单纯疱疹病毒1型胸苷激酶(HSV1 - tk)/绿色荧光蛋白(TKGFP)双报告基因以及多模态成像方法在转化分子遗传成像中监测治疗性基因表达、免疫细胞运输和蛋白质 - 蛋白质相互作用方面发挥着关键作用。然而,TKGFP的细胞毒性和低时间分辨率限制了其在需要快速周转报告基因的研究中的应用。本研究的目的是构建一种具有低细胞毒性和高时间分辨率的新型突变TKGFP融合报告基因,用于实时监测体外和体内缺氧及复氧介导的缺氧诱导因子1(HIF - 1)信号转导活性的时间动态和空间异质性。
通过在N端插入核输出信号(NES)序列并在C端融合小鼠鸟氨酸脱羧酶的降解结构域(dMODC)来产生不稳定的TKGFP。通过蛋白质印迹分析、HSV1 - tk酶活性测定和流式细胞术分析来确定TKGFP在活的NG4TL4细胞中的稳定性。通过将NESTKGFP:dMODC连接到由8个缺氧反应元件拷贝组成的启动子上,研究其作为转录报告基因的适用性,该启动子的活性依赖于HIF - 1。由缺氧和复氧介导的动态转录事件通过NESTKGFP:dMODC或TKGFP进行监测,并通过光学成像和PET确定。
与TKGFP不同,NESTKGFP:dMODC在放线菌酮存在下不稳定,并且显示出较短蛋白质半衰期和酶活性。
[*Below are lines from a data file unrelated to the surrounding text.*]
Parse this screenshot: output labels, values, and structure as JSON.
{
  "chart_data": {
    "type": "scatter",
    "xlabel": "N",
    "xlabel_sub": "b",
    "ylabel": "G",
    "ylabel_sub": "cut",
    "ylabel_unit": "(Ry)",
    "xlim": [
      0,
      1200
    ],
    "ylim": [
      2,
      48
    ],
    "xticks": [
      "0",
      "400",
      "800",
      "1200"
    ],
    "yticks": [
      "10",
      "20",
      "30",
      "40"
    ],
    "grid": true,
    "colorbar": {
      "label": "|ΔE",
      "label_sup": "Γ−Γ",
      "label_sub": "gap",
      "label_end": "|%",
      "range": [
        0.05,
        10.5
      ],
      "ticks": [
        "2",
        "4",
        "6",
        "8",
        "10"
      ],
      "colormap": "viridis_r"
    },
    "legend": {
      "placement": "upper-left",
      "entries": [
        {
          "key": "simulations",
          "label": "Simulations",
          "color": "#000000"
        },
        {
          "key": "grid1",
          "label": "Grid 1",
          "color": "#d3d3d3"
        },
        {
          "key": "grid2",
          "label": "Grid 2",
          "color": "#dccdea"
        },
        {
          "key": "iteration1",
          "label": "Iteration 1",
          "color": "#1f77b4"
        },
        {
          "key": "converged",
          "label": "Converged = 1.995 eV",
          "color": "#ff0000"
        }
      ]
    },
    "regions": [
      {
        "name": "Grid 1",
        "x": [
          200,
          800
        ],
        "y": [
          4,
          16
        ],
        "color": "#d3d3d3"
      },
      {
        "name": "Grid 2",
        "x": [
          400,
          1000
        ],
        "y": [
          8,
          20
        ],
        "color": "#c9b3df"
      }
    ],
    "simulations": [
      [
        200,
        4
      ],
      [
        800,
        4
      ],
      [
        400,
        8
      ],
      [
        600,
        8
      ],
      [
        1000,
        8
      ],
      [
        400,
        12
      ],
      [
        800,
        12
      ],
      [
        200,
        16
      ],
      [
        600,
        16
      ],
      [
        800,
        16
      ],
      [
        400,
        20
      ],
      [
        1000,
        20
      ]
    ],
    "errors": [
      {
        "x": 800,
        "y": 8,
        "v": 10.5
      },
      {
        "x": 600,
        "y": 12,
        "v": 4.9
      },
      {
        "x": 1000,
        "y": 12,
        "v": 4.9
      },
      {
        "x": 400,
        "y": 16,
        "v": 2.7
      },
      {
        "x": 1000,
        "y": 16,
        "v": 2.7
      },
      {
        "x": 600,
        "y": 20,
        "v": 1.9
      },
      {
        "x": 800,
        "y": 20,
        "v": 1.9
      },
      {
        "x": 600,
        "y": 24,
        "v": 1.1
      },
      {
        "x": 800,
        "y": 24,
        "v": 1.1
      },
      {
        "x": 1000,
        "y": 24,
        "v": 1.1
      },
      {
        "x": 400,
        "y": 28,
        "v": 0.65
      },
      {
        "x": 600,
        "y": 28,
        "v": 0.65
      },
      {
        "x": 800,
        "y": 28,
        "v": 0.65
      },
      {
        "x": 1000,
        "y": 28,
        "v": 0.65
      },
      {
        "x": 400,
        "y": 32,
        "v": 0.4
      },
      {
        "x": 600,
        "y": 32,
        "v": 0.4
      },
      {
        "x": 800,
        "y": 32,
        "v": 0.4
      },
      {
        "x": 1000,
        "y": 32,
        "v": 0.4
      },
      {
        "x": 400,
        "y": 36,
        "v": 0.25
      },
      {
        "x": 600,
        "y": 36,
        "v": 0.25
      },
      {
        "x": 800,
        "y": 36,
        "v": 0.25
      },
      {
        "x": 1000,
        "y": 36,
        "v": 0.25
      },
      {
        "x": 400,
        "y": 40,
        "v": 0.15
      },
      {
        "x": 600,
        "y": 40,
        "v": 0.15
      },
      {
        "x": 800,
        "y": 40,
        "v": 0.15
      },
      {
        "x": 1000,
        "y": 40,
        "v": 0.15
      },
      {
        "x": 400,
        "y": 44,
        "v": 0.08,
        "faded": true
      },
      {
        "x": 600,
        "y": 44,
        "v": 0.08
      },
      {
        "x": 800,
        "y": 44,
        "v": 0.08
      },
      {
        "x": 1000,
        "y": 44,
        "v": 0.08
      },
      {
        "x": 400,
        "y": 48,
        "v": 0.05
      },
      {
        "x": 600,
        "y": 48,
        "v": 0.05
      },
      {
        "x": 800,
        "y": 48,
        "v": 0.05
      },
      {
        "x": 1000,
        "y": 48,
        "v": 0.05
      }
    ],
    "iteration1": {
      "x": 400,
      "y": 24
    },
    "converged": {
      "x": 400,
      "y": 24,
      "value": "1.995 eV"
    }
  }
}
NESTKGFP:dMODC的快速周转以26S蛋白酶体依赖性方式发生。此外,NESTKGFP:dMODC在活细胞中显示出上调表达和低细胞毒性。对缺氧反应性TKGFP和NESTKGFP:dMODC表达的研究表明,作为报告基因,NESTKGFP:dMODC在监测由缺氧和复氧介导的动态转录事件方面比TKGFP具有更好的时间分辨率;就监测目的而言,TKGFP的表达水平并不理想。
在转化分子遗传成像中,NESTKGFP:dMODC作为报告基因,与光学成像和PET一起,能够直接监测转录诱导并易于确定其与其他生化变化的关联。